Neiman Marcus emerges from Chapter 11 protection

28 September 2020 (Last Updated September 28th, 2020 17:57)

Omnichannel fashion retailer Neiman Marcus has successfully emerged from voluntary Chapter 11 protection.

Neiman Marcus emerges from Chapter 11 protection
The firm has emerged with support of its creditors and new equity shareholders. Credit: Jimmy Smith.

Omnichannel fashion retailer Neiman Marcus has successfully emerged from voluntary Chapter 11 protection.

The retailer concluded its restructuring process and implemented the Plan of Reorganization that was approved by the US Bankruptcy Court for the Southern District of Texas, Houston Division earlier this month.

In April, Neiman Marcus planned to file for bankruptcy protection and secured consent to access debtor-in-possession (DIP) financing in June.

The firm emerged from Chapter 11 protection with the support of its creditors and new equity shareholders.

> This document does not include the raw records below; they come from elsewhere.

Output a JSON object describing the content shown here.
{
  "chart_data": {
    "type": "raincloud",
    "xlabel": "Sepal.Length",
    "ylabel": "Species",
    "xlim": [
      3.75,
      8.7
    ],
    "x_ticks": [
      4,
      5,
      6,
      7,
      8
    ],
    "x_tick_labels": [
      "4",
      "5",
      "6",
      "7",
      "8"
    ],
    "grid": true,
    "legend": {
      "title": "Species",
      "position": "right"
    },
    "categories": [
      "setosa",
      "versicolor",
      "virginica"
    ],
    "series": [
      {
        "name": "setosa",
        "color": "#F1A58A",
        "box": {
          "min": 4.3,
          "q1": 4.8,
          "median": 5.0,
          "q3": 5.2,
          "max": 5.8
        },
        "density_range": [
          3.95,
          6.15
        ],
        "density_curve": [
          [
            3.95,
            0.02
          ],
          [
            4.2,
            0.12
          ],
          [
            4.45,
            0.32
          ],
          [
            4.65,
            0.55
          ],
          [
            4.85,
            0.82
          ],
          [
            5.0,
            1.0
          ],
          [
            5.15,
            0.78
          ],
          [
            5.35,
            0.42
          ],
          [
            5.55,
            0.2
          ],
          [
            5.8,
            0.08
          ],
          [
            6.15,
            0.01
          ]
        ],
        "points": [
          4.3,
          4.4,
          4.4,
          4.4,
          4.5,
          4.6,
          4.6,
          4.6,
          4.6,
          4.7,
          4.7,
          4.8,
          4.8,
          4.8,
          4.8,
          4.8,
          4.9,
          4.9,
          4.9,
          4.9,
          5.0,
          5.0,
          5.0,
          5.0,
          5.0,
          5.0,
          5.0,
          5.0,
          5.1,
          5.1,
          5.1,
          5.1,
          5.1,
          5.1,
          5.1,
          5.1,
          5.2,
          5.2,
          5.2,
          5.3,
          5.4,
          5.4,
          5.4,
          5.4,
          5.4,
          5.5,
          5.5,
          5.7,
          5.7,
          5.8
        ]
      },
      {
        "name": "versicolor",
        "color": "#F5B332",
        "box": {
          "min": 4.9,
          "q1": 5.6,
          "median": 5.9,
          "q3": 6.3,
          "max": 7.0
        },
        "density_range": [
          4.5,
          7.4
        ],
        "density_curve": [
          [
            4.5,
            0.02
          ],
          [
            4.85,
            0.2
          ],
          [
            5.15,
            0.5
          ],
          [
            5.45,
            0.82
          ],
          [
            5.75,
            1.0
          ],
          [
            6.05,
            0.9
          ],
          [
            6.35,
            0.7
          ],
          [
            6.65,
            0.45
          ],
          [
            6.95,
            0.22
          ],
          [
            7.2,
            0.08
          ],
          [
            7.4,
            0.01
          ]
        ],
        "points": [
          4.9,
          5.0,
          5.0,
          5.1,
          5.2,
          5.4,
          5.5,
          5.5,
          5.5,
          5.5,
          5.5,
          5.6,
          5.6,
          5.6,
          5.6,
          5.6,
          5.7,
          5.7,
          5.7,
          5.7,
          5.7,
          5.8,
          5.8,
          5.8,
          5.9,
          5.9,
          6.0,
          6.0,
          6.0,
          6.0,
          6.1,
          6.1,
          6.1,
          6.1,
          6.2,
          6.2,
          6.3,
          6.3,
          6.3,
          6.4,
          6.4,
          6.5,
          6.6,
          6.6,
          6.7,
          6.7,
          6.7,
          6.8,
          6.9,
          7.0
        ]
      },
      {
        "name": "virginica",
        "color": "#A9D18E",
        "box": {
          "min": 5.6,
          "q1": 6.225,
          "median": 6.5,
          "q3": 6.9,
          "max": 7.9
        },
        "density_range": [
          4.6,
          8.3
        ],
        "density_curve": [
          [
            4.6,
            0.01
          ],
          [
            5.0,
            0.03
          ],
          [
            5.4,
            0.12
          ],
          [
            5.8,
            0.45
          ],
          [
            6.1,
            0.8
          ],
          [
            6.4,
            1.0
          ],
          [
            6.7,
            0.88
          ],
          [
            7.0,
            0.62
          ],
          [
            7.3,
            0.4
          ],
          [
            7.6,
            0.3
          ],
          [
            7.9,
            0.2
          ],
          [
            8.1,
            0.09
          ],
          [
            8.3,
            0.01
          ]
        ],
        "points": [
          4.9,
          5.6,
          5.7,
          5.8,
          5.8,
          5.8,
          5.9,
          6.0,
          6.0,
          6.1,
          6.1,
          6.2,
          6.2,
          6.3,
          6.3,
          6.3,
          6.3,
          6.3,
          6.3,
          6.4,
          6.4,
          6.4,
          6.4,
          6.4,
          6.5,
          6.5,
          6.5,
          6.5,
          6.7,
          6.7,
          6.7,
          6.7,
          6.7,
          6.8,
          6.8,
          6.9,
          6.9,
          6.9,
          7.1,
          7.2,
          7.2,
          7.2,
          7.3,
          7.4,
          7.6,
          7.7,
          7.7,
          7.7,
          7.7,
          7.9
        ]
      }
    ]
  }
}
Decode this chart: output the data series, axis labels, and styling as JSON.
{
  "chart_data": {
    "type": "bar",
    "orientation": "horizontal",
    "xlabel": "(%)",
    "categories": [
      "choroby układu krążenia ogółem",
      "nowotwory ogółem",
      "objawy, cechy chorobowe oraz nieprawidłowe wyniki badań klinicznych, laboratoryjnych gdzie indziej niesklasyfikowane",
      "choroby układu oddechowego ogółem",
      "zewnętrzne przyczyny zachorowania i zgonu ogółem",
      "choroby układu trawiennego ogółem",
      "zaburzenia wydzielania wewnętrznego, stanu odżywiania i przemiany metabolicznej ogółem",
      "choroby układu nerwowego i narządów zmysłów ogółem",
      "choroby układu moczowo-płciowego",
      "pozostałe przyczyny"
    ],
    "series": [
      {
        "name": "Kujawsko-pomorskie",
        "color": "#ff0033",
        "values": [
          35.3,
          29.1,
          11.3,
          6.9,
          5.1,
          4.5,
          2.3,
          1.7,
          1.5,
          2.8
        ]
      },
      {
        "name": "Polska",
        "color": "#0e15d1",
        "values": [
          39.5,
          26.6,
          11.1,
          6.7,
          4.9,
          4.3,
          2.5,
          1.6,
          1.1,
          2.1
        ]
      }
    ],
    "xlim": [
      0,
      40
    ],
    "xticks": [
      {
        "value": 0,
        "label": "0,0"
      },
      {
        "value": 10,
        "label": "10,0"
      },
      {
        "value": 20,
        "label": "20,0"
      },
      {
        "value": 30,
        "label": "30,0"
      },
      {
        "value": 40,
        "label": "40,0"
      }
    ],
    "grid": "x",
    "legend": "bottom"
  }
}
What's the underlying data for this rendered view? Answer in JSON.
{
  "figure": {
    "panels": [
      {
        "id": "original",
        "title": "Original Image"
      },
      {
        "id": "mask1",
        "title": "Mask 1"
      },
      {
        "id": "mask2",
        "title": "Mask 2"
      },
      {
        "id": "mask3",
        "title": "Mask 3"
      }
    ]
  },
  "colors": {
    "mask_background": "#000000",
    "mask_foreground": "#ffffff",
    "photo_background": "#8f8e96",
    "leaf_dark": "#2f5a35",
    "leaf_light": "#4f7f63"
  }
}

It is now operating with a boosted capital structure that removed over $4bn of existing debt and over $200m of cash interest expense annually, with no near-term maturities.

The new owners are also funding $750m as an exit financing package that completely refinances the debtor-in-possession loan and offers additional liquidity for the business.

Furthermore, the company secured a $125m FILO facility led by Pathlight, which will refinance existing debt, as well as provide liquidity to support the retailer’s operations and strategic initiatives.

The exit term loan financing and FILO facility are above the $900m liquidity provided by ABL led by Bank of America and a consortium of commercial banks.

Neiman Marcus Group also has a newly constituted board of directors.

Neiman Marcus Group chief executive officer Geoffroy van Raemdonck said: “With the successful implementation of our restructuring, Neiman Marcus and Bergdorf Goodman will continue to be the preeminent luxury shopping destinations for years to come.

“While the unprecedented business disruption caused by Covid-19 has presented many challenges, it has also given us the opportunity to reimagine our platform and improve our business. We emerge from Chapter 11 as a stronger, more innovative retailer, brand partner, and employer.”